= Karl-Henrik Robèrt =

Swedish scientist

Karl-Henrik Robèrt (born 1947), is a Swedish cancer scientist and an important figure in the worldwide sustainability movement. He is known for the Framework for Strategic Sustainable Development - also known as The Natural Step Framework, after the not for profit promoting and applying it - a framework that lays out the system conditions for sustainability, that arose from his consultations with municipalities, businesses, government departments, environmental organizations, and the arts community. Having secured the imprimatur of the King of Sweden, The Natural Step was launched with attendant television coverage and distribution of educational material to every school and household in Sweden.

The FSSD/The Natural Step framework sets out the system conditions for sustainability, as well as guidelines to systematically approach compliance with the principles. The framework has been applied to fields as diverse as agriculture, forestry, energy systems, information and selection of tools for sustainable development, green building and the ecological management of river basins. The Natural Step aims to be both scientifically based and readily understandable in its articulation of principles for sustainability.

==Cancer research==
His 1979 doctoral dissertation, at the Karolinska Institute in Sweden, studied leukemia. As head of the Division of Clinical Hematology and Oncology at the Department of Medicine at the Huddinge Hospital, Stockholm, Sweden and director of research at the Karolinska Institute, he conducted research and lectured widely on several forms of cancer, including leukemia, lymphoma and lung cancer.

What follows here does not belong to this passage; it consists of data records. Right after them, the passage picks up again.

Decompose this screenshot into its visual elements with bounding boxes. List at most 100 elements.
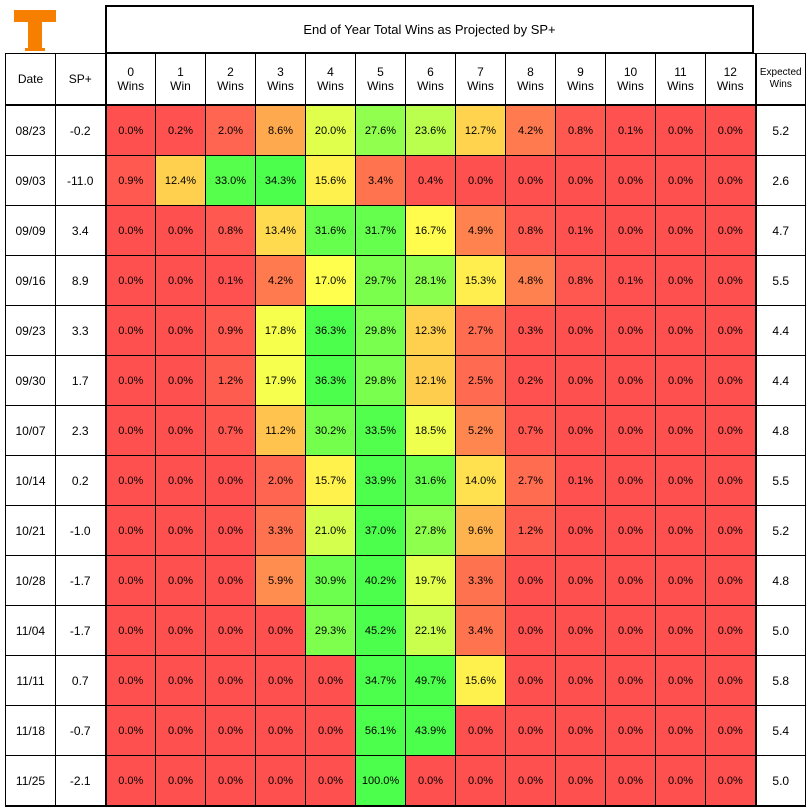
probability-cell: 0.0%	[605, 405, 656, 456]
expected-wins-cell: 5.4	[754, 705, 806, 756]
wins-column-header: 5 Wins	[355, 53, 406, 106]
table-row: 10/07 2.3 0.0% 0.0% 0.7% 11.2% 30.2% 33.5% 18.5%…	[5, 405, 806, 456]
sp-cell: -1.0	[55, 505, 107, 556]
probability-cell: 0.0%	[555, 555, 606, 606]
probability-cell: 0.0%	[555, 355, 606, 406]
wins-column-header: 4 Wins	[305, 53, 356, 106]
sp-cell: -2.1	[55, 755, 107, 807]
probability-cell: 2.5%	[455, 355, 506, 406]
expected-wins-header-line: Expected	[759, 67, 802, 78]
wins-column-unit: Wins	[267, 79, 294, 93]
wins-column-unit: Wins	[716, 79, 744, 93]
probability-cell: 34.3%	[255, 155, 306, 206]
probability-cell: 30.2%	[305, 405, 356, 456]
sp-cell: -0.7	[55, 705, 107, 756]
probability-cell: 0.9%	[205, 305, 256, 356]
probability-cell: 0.0%	[655, 655, 706, 706]
date-cell: 10/21	[5, 505, 56, 556]
probability-cell: 3.3%	[255, 505, 306, 556]
probability-cell: 0.0%	[505, 605, 556, 656]
date-cell: 11/18	[5, 705, 56, 756]
table-row: 09/30 1.7 0.0% 0.0% 1.2% 17.9% 36.3% 29.8% 12.1%…	[5, 355, 806, 406]
table-row: 11/18 -0.7 0.0% 0.0% 0.0% 0.0% 0.0% 56.1% 43.9% 0…	[5, 705, 806, 756]
wins-column-header: 1 Win	[155, 53, 206, 106]
date-cell: 11/11	[5, 655, 56, 706]
probability-cell: 13.4%	[255, 205, 306, 256]
probability-cell: 0.0%	[705, 205, 756, 256]
expected-wins-cell: 5.0	[754, 605, 806, 656]
sp-cell: 0.7	[55, 655, 107, 706]
table-row: 09/16 8.9 0.0% 0.0% 0.1% 4.2% 17.0% 29.7% 28.1% 1…	[5, 255, 806, 306]
probability-cell: 3.3%	[455, 555, 506, 606]
probability-cell: 0.0%	[605, 305, 656, 356]
probability-cell: 12.7%	[455, 104, 506, 156]
probability-cell: 0.0%	[105, 205, 156, 256]
probability-cell: 0.0%	[655, 455, 706, 506]
probability-cell: 0.0%	[155, 605, 206, 656]
probability-cell: 0.0%	[155, 405, 206, 456]
probability-cell: 12.3%	[405, 305, 456, 356]
sp-cell: 2.3	[55, 405, 107, 456]
probability-cell: 0.2%	[155, 104, 206, 156]
probability-cell: 2.0%	[205, 104, 256, 156]
sp-cell: 3.3	[55, 305, 107, 356]
wins-column-number: 5	[377, 65, 384, 79]
probability-cell: 0.0%	[305, 655, 356, 706]
probability-cell: 22.1%	[405, 605, 456, 656]
probability-cell: 0.0%	[455, 705, 506, 756]
probability-cell: 0.0%	[705, 555, 756, 606]
probability-cell: 0.0%	[205, 655, 256, 706]
table-row: 10/28 -1.7 0.0% 0.0% 0.0% 5.9% 30.9% 40.2% 19.7%…	[5, 555, 806, 606]
probability-cell: 0.2%	[505, 355, 556, 406]
probability-cell: 15.6%	[305, 155, 356, 206]
probability-cell: 0.0%	[505, 755, 556, 807]
probability-cell: 0.0%	[105, 305, 156, 356]
wins-column-header: 3 Wins	[255, 53, 306, 106]
probability-cell: 33.9%	[355, 455, 406, 506]
probability-cell: 0.0%	[105, 605, 156, 656]
probability-cell: 0.8%	[555, 255, 606, 306]
probability-cell: 29.8%	[355, 305, 406, 356]
wins-column-number: 3	[277, 65, 284, 79]
wins-column-number: 8	[527, 65, 534, 79]
probability-cell: 0.0%	[105, 104, 156, 156]
probability-cell: 0.0%	[555, 655, 606, 706]
probability-cell: 0.8%	[205, 205, 256, 256]
probability-cell: 33.0%	[205, 155, 256, 206]
probability-cell: 16.7%	[405, 205, 456, 256]
probability-cell: 0.7%	[505, 405, 556, 456]
wins-column-number: 12	[723, 65, 737, 79]
probability-cell: 0.0%	[705, 155, 756, 206]
probability-cell: 0.0%	[155, 755, 206, 807]
probability-cell: 0.0%	[155, 705, 206, 756]
probability-cell: 0.0%	[205, 555, 256, 606]
sp-header: SP+	[55, 53, 107, 106]
probability-cell: 5.9%	[255, 555, 306, 606]
wins-column-unit: Win	[170, 79, 191, 93]
probability-cell: 0.0%	[605, 505, 656, 556]
expected-wins-cell: 5.8	[754, 655, 806, 706]
probability-cell: 0.0%	[205, 505, 256, 556]
probability-cell: 0.0%	[155, 355, 206, 406]
wins-column-number: 10	[623, 65, 638, 79]
wins-column-header: 6 Wins	[405, 53, 456, 106]
wins-column-header: 2 Wins	[205, 53, 256, 106]
probability-cell: 23.6%	[405, 104, 456, 156]
probability-cell: 29.8%	[355, 355, 406, 406]
wins-column-unit: Wins	[217, 79, 244, 93]
probability-cell: 27.8%	[405, 505, 456, 556]
probability-cell: 36.3%	[305, 305, 356, 356]
probability-cell: 0.0%	[255, 755, 306, 807]
expected-wins-header-line: Wins	[769, 79, 792, 90]
expected-wins-cell: 4.8	[754, 405, 806, 456]
probability-cell: 0.0%	[655, 104, 706, 156]
probability-cell: 0.0%	[555, 605, 606, 656]
probability-cell: 0.0%	[655, 155, 706, 206]
probability-cell: 43.9%	[405, 705, 456, 756]
probability-cell: 0.0%	[605, 755, 656, 807]
probability-cell: 0.0%	[155, 455, 206, 506]
probability-cell: 8.6%	[255, 104, 306, 156]
probability-cell: 0.0%	[205, 755, 256, 807]
probability-cell: 0.0%	[705, 405, 756, 456]
wins-column-number: 4	[327, 65, 334, 79]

From his study of cancerous cells, he realized that “cells are the unifying unit of all living things. The difference between our cells and the cells of plants are so minor that it's almost embarrassing; the makeup is almost identical all the way down to the molecular level.” The natural and the human worlds are both built of cells. His studies led him to realize that cancer rates and other threats to global health, would only increase with increasing concentrations of pollutants and other unsustainable mechanisms. His focus on toxins and their health implications, led him to see the link between these and a systems perspective on future health.

==Environmental concerns==
Research on damage to human cells underscored, for Robèrt, the importance of environmental concerns. He observed that since the late 19th Century, humans have been increasingly interfering with natural processes. He characterized many of the processes of modern society as linear (unidirectional, such as extractive mining technologies) that were producing garbage at unprecedented rates — not only that visible in garbage dumps, but also unseen molecular garbage. Since "all linear processes must eventually come to an end," the only way to save ourselves from the consequences, in his view, would be to restore the cyclical processes of nature:

For roughly the past hundred years, humans have been disrupting the cyclical processes of nature at an accelerating pace. All human societies are, in varying degrees, now processing natural resources in a linear direction. Our resources are being rapidly transformed into useless garbage, some of which is obvious to the naked eye, but most of which escapes awareness. The smaller portion can be seen in garbage dumps and other visible waste. By far the larger portion can be thought of as "molecular garbage" - consisting of the vast quantities of tiny particles that are daily spewed out into the earth's air, water and soil.

With few exceptions, none of this garbage finds its way back into the cycles of society or nature; it is not taken up for repeated use by industry, nor is it put back into the soil. As a result of poor or non-existent planning, the volume of garbage is too large for nature to reassimilate, and some of it - toxic metals and stable unnatural compounds - cannot be processed by the cells at all.

He has argued against a proliferation of definitions of what constitutes sustainability. He promotes a change in "human life-styles and forms of societal organization that are based on cyclic processes compatible with the earth's natural cycles."

==Origin of The Natural Step==

In 1989, he circulated a paper on sustainability to 50 scientists, asking for their input. The extensive deliberative process involved 22 versions, but a consensus emerged that led to The Natural Step.

In 1994 this process was repeated in the US, led by Paul Hawken and also in Australia.

==Awards and honours==
In cancer research, Robèrt won the 1984 Swedish Hematological Association Research Award. In environmental sustainability, he won the Green Cross Award for International Leadership in 1999. He was awarded The Social Responsibility Laureate Medal by the Global Center for Leadership & Business Ethics. In 2000, he was awarded the Blue Planet Prize, often referred to as the "Nobel Prize" of ecological sustainability, "for scientifically laying out the systems perspective needed to plan strategically for sustainability and for changing the environmental awareness of business, municipalities and others." In 2005 Robèrt received the Social Responsibility Laureate Medal by the Global Center for Leadership & Business Ethics. He was included in the publication 100 Visionaries of the 20th Century in 2006. In 2009, he was recognized as an Ashoka Fellow. and in 2011 as Ashoka Globalizer.